The trend toward quantification, whether embodied by the coordinate system or the popularization of graph paper in the nineteenth century, has always been a cause for celebration and consternation, credited for refining and degrading humanity. But the feedback loop between the virtual and the real, the concentration of inputs and outputs in the binary realm, seems to have become extraordinarily uneven. Thanks to modeling programs like SketchUp, more and more homes and cities look like advertisements torn out of upmarket lifestyle magazines, and more and more of those advertisements look like the dutiful creations of so-called CAD monkeys. Boosters of SketchUp not only admire the ease with which users can muddle reality and representation, they also consider the feat as a landmark on the path from cave drawings to virtual reality (which Mark Zuckerberg has called “the most social platform”). “The goal is to create images that look like photographs,” according to Daniel Tal’s Rendering in SketchUp: From Modeling to Presentation for Architecture, Landscape Architecture, and Interior Design (2013). He links rendering to the efforts of photorealists to make “a meticulously painted image that appears ‘photographic’ in its realistic depiction of detail.”

If the mission of art is to achieve absolute accuracy, then Gerhard Richter’s Uncle Rudi (1965)—a portrait of his smiling uncle in SS regalia, on his way to being killed on the Western Front—is to be interpreted as an admirable attempt to surpass the resolution of the original photograph. And perhaps that is the danger posed by SketchUp: we forget that we’re constructing the world when we fixate on the fabrication of images that rival the brand of realism associated with photographic technologies, which are commonly understood as generating records of whatever they capture, however the quality varies. Questions about capturing what Goethe, in a series of poems on the classification of clouds, calls “the pure height of the sky” shift from phenomenology to the mastery of software. And humans are transformed into avatars to be inserted into virtual environments.

SketchUp might be fostering the same kind of constricting “cognitive style” that the statistician Edward Tufte famously identified with PowerPoint and described as a plague on Windows-bound office workers. Yet the style is already outmoded. For even as the progress of computing suggests that we might soon break through the limits of representing the world, or even the mind, the most advanced tools for doing so offer no rhombi to assemble into office interiors, nothing to view or read but the occasional report or error message. They’re data-crunching black boxes, not user-friendly graphics tools.

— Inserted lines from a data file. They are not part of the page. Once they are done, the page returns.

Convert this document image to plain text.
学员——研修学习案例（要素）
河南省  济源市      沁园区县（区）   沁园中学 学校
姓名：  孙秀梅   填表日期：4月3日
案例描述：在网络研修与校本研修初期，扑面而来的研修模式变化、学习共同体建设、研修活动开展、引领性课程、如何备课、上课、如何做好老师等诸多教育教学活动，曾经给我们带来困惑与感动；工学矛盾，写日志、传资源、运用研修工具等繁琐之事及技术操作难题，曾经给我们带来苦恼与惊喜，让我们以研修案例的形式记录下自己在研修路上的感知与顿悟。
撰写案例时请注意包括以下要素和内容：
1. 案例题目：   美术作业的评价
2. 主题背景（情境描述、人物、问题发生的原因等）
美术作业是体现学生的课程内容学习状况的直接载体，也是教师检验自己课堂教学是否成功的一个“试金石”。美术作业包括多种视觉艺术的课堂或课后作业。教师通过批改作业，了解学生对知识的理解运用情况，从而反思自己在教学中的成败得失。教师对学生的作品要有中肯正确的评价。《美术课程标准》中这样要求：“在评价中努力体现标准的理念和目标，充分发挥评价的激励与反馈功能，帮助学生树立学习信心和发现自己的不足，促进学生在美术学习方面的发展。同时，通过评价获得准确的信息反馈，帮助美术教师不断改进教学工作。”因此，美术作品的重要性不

Which makes the digital geometries that compose Bulloch’s sculptures seem like the features of a cutting-edge sedan that’s been sitting on the dealership’s lot for a decade. Soon, I can’t do that Dave (2015)—a three-meter tower of pale pink rhombi, named after the exchange in 2001: A Space Odyssey (1968) when HAL refuses the ship’s commander—will be seen as a relic of the age of high-resolution polygons and global oligarchy, Elon Musk and Jeff Bezos, technological triumphalism and civilizational decline. The sculpture will assimilate to the histories and visions of the future that it currently conjures.

Rather than attach to a specific notion of the future, Bulloch conveys that the future always belongs to the past, and is always a negotiation between contradictory systems, structures, and impulses, whether driven by silicon or psychology. Her sculptures meet viewers in the overlapping realms that they inhabit—virtual and real, incipient and antiquated, binary and mythological—and suggest that each produces the other, as has been the case for eons. As you walk around the stacked polyhedra, whose monochromatic faces intersect at odd angles, the sculptures seem to stir and shift, expand and flatten, occupy and represent space. But they also threaten to revert from three to two dimensions, from metal to pixels. They beg to be photographed, and when they appear as JPEGs on a screen, they’re suddenly weightless again: digital artifacts that have been pasted onto pedestals in galleries, postcards from the land that we share with avatars, or that they share with us.